Primeurs : la règle du jeu doit changer

Goûter des vins en primeurs est un exercice délicat. Michel Bettane trace les grandes lignes de ce qui devrait être la ligne de conduite des dégustateurs.

Pendant la Semaine des primeurs à Bordeaux, on a beaucoup parlé de l’irresponsabilité des producteurs à faire juger des vins aussi jeunes, aussi peu formés, à seule fin de les mettre en vente le plus tôt possible. Mais l’irresponsabilité se retrouve aussi dans le camp des journalistes-dégustateurs plus ou moins expérimentés, experts souvent plus auto-proclamés que formés à l’exercice et, par la force des choses, un peu complices de l’évènement.

Il serait stupide de ne pas participer à ces dégustations. Le devoir d’information du public, l’économie de la presse et l’irréversibilité du type de commercialisation des plus grands crus interdisent tout boycott de la cérémonie. Mais, par compensation, il est plus que jamais indispensable de fixer des règles strictes dans la conduite des dégustations et dans leur compte-rendu. La plus équitable façon de procéder reste la dégustation comparative à l’aveugle (étiquettes cachées) de vins comparables.

Par comparables, entendre nés sur la même appellation ou à partir de choix d’encépagement proches et dans le même état d’avancement. La perception d’un vin jeune change en permanence au cours des premiers mois d’élevage, selon l’intégration progressive des éléments apportés par le bois neuf, qui donne des sensations gustatives et tactiles très différentes. Plus important encore, l’addition du vin de presse (jus supplémentaire obtenu par le pressurage du marc, en fin de vinification) qui, à Bordeaux, peut atteindre plus de 10% du volume global, modifie la forme du vin, lui donnant son corps définitif. Cet ajout du vin de presse n’est pas toujours faite au moment des dégustations. Un vin qui semble léger par rapport à d’autres ne le sera plus après l’addition de la presse, mais aura été mal jugé. Il faut donc demander aux producteurs de ne présenter à la dégustation qu’un vin fini ou de signaler qu’il ne l’est pas avec, en contre- partie naturelle, obligation morale pour le journaliste de trans- mettre l’information au public. Si le journaliste refuse le principe de dégustation à l’aveugle et préfère goûter le vin au château, en présence du propriétaire, ou à partir d’échantillons qui lui sont donnés à titre individuel, il doit le dire aussi.

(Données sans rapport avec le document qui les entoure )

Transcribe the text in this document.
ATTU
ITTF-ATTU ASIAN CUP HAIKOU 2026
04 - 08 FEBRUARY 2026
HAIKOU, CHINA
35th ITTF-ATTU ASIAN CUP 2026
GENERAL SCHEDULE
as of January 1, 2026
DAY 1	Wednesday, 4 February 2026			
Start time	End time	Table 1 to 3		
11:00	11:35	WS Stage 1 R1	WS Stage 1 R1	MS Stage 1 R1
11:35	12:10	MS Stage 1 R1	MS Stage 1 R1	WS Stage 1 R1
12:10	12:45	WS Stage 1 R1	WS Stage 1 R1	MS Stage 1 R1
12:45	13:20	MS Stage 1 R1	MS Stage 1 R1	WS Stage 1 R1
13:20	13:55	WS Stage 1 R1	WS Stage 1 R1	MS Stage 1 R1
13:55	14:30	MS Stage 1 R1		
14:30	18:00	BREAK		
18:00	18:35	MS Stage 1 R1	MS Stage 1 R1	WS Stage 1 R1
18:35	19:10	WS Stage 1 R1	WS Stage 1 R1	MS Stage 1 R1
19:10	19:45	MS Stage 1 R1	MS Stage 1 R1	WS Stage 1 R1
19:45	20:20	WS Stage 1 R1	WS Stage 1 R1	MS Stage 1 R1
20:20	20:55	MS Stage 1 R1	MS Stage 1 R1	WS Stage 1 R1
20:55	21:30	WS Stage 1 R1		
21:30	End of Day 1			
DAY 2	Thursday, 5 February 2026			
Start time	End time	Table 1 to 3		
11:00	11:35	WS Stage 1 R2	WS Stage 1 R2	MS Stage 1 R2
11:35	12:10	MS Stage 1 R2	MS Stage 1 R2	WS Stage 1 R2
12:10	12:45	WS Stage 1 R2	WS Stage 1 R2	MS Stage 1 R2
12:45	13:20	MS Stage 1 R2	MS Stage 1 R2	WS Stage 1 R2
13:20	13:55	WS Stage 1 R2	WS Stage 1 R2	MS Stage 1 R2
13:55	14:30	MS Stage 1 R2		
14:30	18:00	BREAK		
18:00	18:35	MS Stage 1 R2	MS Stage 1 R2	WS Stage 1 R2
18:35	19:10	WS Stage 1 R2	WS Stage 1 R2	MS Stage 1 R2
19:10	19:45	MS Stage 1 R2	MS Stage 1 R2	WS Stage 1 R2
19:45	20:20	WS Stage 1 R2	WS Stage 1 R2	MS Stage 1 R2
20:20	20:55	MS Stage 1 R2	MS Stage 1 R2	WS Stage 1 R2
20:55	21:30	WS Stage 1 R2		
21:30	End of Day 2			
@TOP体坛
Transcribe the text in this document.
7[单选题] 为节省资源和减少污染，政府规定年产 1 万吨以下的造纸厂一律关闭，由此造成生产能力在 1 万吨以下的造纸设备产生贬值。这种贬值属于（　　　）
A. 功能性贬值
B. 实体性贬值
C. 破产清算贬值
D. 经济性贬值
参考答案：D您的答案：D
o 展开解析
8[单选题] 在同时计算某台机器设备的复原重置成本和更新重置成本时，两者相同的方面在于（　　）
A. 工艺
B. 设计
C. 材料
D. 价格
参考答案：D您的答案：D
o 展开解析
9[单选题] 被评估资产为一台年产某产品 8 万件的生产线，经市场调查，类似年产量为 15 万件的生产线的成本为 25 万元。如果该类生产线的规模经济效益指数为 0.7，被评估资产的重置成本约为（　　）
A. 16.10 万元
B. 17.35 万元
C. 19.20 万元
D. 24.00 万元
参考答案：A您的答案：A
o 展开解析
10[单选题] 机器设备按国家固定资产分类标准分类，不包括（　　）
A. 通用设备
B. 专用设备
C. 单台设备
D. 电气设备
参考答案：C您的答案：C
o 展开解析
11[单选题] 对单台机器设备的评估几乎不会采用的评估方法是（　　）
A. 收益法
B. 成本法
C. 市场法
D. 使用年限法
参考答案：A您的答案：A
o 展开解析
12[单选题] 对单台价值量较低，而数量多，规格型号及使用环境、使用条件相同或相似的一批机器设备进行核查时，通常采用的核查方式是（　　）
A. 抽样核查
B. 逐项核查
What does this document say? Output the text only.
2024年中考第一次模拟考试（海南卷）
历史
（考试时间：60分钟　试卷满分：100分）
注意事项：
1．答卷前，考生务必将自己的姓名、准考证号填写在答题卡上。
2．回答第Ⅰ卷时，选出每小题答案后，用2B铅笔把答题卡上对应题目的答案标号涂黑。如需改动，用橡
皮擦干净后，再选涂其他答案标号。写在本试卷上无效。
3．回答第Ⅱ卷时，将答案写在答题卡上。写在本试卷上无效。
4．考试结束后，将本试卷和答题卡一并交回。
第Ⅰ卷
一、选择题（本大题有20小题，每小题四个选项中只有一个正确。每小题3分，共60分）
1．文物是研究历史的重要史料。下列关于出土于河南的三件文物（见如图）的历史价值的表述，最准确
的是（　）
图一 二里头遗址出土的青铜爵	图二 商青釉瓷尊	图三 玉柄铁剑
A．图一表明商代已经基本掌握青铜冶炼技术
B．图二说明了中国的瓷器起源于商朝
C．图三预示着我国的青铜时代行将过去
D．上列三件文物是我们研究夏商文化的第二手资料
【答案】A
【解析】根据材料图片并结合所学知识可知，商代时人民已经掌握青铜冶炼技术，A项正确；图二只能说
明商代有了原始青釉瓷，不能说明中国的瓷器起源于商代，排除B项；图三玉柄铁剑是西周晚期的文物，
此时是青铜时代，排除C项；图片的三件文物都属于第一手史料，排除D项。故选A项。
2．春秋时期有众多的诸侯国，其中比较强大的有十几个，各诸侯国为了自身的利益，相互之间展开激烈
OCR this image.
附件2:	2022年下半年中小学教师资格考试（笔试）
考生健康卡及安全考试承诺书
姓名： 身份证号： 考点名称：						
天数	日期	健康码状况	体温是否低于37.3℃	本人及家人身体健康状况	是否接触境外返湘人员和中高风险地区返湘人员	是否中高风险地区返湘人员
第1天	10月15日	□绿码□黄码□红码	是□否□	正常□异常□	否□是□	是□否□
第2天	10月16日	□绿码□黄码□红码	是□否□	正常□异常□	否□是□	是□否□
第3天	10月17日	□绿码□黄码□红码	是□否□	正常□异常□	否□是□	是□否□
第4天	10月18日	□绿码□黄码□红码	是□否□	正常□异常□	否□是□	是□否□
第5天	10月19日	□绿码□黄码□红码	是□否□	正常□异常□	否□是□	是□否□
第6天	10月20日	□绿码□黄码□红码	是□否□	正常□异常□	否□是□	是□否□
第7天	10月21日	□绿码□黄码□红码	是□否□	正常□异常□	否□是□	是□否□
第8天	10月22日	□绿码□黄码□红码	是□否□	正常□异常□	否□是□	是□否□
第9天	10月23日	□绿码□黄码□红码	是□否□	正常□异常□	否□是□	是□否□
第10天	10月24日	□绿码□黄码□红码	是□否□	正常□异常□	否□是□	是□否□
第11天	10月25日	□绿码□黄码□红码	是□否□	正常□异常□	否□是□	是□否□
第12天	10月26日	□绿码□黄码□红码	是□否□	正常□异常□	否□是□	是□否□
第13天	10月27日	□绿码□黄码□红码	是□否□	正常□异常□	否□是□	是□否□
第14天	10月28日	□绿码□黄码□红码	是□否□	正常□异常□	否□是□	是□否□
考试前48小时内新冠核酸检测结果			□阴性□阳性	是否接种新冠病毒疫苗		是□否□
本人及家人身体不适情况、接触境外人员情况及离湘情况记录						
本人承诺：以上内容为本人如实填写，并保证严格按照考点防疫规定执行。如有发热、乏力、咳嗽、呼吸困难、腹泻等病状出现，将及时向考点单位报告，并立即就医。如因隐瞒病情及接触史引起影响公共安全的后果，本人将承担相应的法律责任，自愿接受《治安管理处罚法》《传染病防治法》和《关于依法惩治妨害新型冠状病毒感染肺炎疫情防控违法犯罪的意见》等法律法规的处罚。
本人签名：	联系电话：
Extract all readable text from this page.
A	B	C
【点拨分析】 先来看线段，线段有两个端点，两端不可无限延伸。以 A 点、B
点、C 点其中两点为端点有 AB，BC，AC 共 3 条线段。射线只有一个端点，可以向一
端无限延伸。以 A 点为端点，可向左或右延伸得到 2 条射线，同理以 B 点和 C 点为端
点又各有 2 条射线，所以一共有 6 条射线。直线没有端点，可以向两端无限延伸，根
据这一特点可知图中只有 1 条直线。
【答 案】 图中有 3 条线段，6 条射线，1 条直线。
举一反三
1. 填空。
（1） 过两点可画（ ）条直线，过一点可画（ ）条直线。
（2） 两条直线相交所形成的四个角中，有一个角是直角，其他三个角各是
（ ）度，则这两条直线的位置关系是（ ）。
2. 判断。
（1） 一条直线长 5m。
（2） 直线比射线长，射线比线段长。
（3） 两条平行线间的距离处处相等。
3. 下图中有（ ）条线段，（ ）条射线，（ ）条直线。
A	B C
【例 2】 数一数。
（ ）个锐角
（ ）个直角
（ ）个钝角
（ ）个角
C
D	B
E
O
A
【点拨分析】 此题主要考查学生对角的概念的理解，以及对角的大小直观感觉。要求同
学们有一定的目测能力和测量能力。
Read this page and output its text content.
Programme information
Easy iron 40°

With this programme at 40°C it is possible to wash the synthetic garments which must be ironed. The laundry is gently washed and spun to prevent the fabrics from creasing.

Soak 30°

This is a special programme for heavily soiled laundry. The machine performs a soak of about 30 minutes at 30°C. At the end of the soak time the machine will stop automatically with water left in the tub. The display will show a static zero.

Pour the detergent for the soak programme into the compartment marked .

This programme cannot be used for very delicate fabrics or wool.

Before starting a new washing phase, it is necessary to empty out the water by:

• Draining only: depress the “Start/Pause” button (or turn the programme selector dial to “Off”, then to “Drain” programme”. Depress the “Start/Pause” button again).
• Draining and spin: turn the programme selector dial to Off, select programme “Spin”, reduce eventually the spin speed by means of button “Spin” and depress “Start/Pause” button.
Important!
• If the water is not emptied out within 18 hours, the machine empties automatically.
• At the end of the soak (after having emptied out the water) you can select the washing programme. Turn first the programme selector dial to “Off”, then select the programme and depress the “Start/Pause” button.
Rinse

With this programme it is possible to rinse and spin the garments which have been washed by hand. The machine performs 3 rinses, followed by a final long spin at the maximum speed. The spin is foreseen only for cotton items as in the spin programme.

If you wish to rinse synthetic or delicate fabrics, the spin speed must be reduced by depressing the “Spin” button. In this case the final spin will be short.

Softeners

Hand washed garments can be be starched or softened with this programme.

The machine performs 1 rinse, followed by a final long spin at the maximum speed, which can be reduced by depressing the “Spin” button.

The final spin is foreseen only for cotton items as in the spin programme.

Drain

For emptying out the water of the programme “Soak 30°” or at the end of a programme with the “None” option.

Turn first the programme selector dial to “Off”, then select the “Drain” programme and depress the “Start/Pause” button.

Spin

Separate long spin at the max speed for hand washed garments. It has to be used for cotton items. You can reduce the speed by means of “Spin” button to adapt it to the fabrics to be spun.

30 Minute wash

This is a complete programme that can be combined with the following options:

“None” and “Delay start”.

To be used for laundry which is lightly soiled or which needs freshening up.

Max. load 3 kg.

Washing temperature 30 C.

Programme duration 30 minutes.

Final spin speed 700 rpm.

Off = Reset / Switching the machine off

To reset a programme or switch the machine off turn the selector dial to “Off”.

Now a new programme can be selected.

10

Reste la question de la note. Difficile de refuser de noter. À partir du moment où un vin est mis en vente, le public a besoin d’un repère pour guider ses choix, et la note est le plus universel de ces repères. Sur des échantillons de vins en cours d’élaboration, comment noter ? Dans un monde idéal, un commentaire précis sur lequel le dégustateur s’engage et un classement par catégorie (vin exceptionnel, de grande qualité, bon, moyen, ou décevant) suffirait. On réunirait sous une même catégorie des vins semblables, en sachant qu’il est impossible d’aller plus loin dans le détail. Mais le sens de la compétition conduit à des notations au point près qui sont absurdes, ou à une échelle de notes très réduite, reconductibles d’un millésime sur l’autre et qui perd ainsi sa crédibilité. Enfin, à quel moment livrer le jugement et la note ?

C’est sur ce point que je suis le plus en colère contre de nombreux collègues. Il n’est pas sérieux de donner une note équitable en temps réel, surtout à par- tir d’un seul échantillon. Il faut avoir tout dégusté pour remettre les vins à leurs places respectives. La dégustation sur ordinateur, et l’envoi immédiat de la note pour publication se généralise, chacun voulant être le premier à informer. Ces façons décrédibilisent notre profession et j’engage le public à se méfier de ces jugements expéditifs, rédigés sur un ton péremptoire ou approximatif. Et je préfère ne pas insister sur ceux qui donnent une note à des vins non assemblés ou pire encore ceux qui envoient des « disciples » déguster à leur place des vins remarquables, et qui rédigent en seconde main des commentaires assassins.